Chris Dickerson says when he and his other Louisville Bats teammates returned to the clubhouse after batting practice each day, players would dump their plastic water bottles in the trash can near the main entry-exit door.
Dickerson’s locker stall was nearby, and early into his first stint with the Cincinnati Reds’ Triple-A affiliate in 2007, the outfielder says he would often go over in his mind the amount of plastic waste that was accumulating on a daily basis.
“I started doing napkin math and was like, ‘This isn’t right. We’re going through this much plastic?’” Dickerson says now. “Forty-plus guys in there, and each is going through a minimum of five bottles in a day when you’re there for eight hours. The numbers are staggering.”
Dickerson decided that he would start to do his part to try and effect some change for the better. By the spring of 2008, a few months before he made his major league debut, Dickerson reached out to the Sigg water bottle company to explore ways to cut down on the team’s plastic use. But the bigger spark was Players for the Planet, a non-profit that he began that same spring, and which would be dedicated to professional athletes protecting the environment through various initiatives.
Thirteen years later, Dickerson, 39, is still leading the charge to save the planet, and although he says there have been great strides in sports circles with regard to environmental awareness and green efforts, the urgency factor has hit warp speed.

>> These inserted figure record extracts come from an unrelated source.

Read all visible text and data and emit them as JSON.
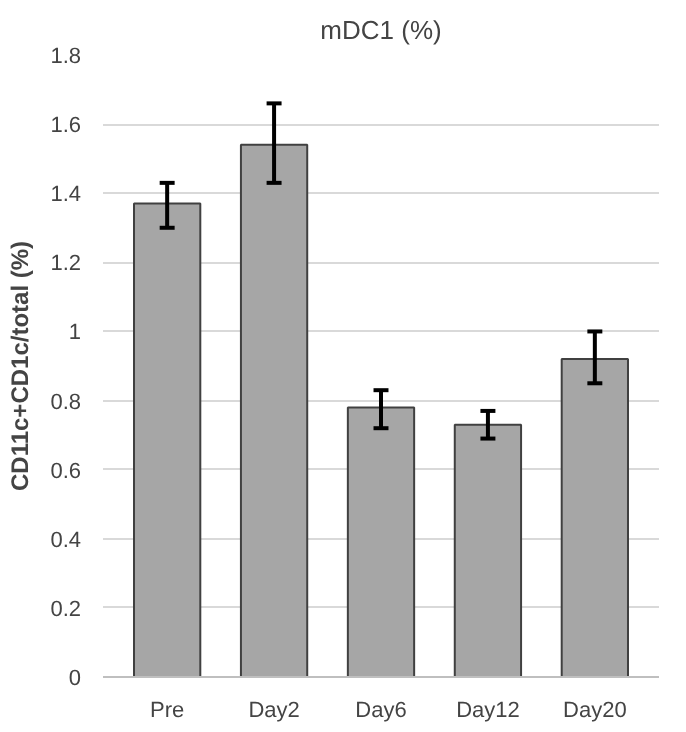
{
  "chart_data": {
    "type": "bar",
    "title": "mDC1 (%)",
    "ylabel": "CD11c+CD1c/total (%)",
    "categories": [
      "Pre",
      "Day2",
      "Day6",
      "Day12",
      "Day20"
    ],
    "values": [
      1.37,
      1.54,
      0.78,
      0.73,
      0.92
    ],
    "errors": [
      [
        1.3,
        1.43
      ],
      [
        1.43,
        1.66
      ],
      [
        0.72,
        0.83
      ],
      [
        0.69,
        0.77
      ],
      [
        0.85,
        1.0
      ]
    ],
    "color": "#a6a6a6",
    "ylim": [
      0,
      1.8
    ],
    "yticks": [
      0,
      {
        "value": 0.2,
        "label": "0.2"
      },
      {
        "value": 0.4,
        "label": "0.4"
      },
      {
        "value": 0.6,
        "label": "0.6"
      },
      {
        "value": 0.8,
        "label": "0.8"
      },
      1,
      {
        "value": 1.2,
        "label": "1.2"
      },
      {
        "value": 1.4,
        "label": "1.4"
      },
      {
        "value": 1.6,
        "label": "1.6"
      },
      {
        "value": 1.8,
        "label": "1.8"
      }
    ],
    "grid": "y"
  }
}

“Back in the minors, that was the first time I understood that there was a discrepancy of where we are as far as understanding the danger the planet is under,” says Dickerson, who played seven years in the majors, including two seasons with the New York Yankees (2011-12). “Most guys blew it off and were like, ‘What difference am I going to make?’ Sadly enough, 10 years later, the guys that are championing this effort often get the same response.

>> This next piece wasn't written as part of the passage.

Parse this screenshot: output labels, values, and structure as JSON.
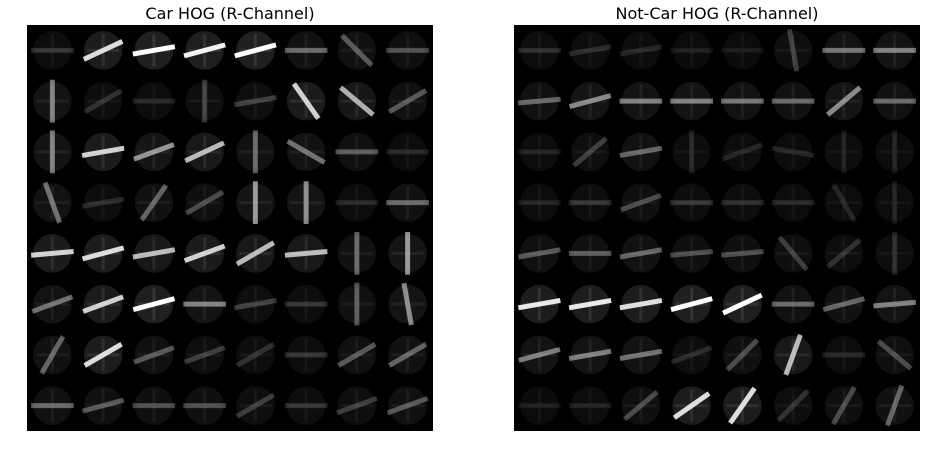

“We’ve got to get to a point where teams make some kind of statement, ‘We’re not going to use plastic products in the clubhouse or the stadium.’”

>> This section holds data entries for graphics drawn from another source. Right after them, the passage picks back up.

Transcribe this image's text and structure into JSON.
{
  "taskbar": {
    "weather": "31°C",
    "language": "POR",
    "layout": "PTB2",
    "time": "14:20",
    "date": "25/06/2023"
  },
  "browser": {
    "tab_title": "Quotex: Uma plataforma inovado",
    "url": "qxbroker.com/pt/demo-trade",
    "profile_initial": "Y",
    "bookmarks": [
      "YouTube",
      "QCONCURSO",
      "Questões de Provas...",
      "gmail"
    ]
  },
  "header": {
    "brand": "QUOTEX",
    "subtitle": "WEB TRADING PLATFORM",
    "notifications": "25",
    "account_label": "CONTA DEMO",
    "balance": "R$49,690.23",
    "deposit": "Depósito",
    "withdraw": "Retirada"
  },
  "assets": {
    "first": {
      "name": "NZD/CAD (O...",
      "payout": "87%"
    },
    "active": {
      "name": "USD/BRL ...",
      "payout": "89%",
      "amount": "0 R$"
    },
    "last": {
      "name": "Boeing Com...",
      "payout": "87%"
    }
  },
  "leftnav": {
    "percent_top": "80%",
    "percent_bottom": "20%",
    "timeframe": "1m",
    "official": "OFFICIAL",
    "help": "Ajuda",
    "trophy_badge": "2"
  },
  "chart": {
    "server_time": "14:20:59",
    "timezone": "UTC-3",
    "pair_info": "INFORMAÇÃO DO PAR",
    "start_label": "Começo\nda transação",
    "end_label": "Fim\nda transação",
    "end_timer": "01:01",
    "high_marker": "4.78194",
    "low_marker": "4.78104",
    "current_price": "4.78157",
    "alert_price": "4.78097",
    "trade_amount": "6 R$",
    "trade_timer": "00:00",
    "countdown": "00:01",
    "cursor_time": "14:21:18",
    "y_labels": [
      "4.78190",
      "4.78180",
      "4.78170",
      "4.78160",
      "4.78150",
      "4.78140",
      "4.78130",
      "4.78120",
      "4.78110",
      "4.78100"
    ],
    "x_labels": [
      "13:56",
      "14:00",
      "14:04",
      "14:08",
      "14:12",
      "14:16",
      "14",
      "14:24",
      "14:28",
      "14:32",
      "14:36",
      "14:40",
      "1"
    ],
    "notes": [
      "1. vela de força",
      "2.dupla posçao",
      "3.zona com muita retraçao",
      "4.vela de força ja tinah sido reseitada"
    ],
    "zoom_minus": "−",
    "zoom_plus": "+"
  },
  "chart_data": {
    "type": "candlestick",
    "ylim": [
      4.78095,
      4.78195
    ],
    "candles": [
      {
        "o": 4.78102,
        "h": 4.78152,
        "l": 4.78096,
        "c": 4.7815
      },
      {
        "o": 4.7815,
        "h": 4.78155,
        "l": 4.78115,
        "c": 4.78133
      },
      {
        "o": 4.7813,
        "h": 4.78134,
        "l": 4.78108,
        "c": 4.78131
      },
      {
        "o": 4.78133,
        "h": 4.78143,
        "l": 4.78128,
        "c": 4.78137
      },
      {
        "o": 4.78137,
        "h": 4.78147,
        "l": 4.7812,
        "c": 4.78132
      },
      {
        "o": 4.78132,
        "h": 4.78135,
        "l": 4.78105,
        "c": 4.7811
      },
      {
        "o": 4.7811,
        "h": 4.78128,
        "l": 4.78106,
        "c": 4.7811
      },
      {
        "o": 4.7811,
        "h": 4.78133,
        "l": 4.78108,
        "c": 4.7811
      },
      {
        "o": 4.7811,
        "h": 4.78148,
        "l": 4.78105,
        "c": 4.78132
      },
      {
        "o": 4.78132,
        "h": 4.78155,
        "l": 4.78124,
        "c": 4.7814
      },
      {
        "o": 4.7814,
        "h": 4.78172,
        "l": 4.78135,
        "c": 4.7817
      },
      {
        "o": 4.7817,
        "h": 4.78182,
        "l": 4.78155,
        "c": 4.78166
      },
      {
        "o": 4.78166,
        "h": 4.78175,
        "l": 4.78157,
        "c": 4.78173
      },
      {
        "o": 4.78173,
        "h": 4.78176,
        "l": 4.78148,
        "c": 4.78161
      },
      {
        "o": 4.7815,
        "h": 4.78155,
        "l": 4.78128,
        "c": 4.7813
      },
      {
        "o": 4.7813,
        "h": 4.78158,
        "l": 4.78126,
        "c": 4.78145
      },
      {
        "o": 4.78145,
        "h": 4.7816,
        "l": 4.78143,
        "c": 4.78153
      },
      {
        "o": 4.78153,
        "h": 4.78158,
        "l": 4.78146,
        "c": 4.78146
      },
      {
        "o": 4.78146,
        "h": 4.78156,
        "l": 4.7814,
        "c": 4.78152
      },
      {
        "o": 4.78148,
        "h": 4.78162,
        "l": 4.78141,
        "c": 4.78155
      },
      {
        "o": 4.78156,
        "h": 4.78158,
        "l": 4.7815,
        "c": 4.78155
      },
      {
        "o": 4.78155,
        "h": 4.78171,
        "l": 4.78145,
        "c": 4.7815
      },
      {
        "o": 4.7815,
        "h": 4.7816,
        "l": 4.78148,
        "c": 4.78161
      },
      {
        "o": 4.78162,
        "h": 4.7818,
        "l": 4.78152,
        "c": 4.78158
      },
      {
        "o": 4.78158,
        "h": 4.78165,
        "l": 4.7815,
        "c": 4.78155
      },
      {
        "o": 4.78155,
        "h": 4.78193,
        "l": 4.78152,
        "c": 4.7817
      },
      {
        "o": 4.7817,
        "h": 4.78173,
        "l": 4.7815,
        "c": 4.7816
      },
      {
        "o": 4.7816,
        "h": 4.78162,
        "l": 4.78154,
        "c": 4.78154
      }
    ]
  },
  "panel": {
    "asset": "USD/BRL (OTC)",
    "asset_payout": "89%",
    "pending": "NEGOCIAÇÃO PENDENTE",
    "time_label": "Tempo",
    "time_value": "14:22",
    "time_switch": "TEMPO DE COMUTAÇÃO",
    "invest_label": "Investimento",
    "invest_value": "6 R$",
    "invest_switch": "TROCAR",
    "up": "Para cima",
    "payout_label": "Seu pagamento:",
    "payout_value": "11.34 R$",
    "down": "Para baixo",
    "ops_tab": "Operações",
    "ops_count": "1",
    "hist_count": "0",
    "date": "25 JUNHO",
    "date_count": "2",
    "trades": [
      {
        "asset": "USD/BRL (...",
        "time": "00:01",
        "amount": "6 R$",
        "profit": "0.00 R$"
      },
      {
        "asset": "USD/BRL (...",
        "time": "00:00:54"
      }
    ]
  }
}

One of baseball’s richest pipelines of talent — the Dominican Republic — is plagued by plastic waste. Any visitor staying in Santo Domingo hotels near the southern coast of the island can see the assault on the environment up close: hundreds of bottles and detritus washed ashore.
Dickerson has already spearheaded several trips to the Dominican for cleanup efforts, and he’s corralled some big baseball names — Nelson Cruz, Robinson Cano, Willy Adames, Amed Rosario — from there to help with the efforts. In December, Dickerson will head to Santo Domingo again for another round of trash pickup. He says the challenge each time is daunting.
“The amount of waste that washes up is staggering,” says Dickerson, who partnered with another environmental organization, Parley for the Oceans. “In this beach in Puerto Haina, we learned there are three native species of sea turtles that lay eggs on the beach, but because of amount of trash and debris, it’s affecting breeding patterns and is detrimental to that whole process. We had three teams of (volunteers), including about 90 players, and we barely made a dent.”
But Dickerson says there is progress being made on other fronts — whether it’s awareness being raised among major leaguers when Dickerson has spoken to clubs during spring training or current players like Brewers pitchers Brent Suter and Daniel Norris being vocal advocates for the planet’s health.
And there are teams like the San Francisco Giants and Seattle Mariners, who Dickerson says have made progress on green initiatives through their waste divergent programs “which give fans the choice to learn about the importance of where compost is as opposed to where plastic utensils go.
“They’ve seen significant boost to waste sorting initiatives,” he says.
For major league and other professional sports teams, however, eliminating plastic waste is easier said than done. Huge beverage companies that are stadium sponsors are largely dependent upon plastic containers for their products.
“Start that conversation, that’s all I ask,” says Dickerson. “Spur participation of your teammates to make changes. Keep the discussion going on sustainable energy, ocean health, reusable containers, multiple refillable water stations at stadium clubhouses.
“It’s complex and kind of goes on forever,” he adds. “But the consequences are dire on multiple levels if we sit back and do nothing.”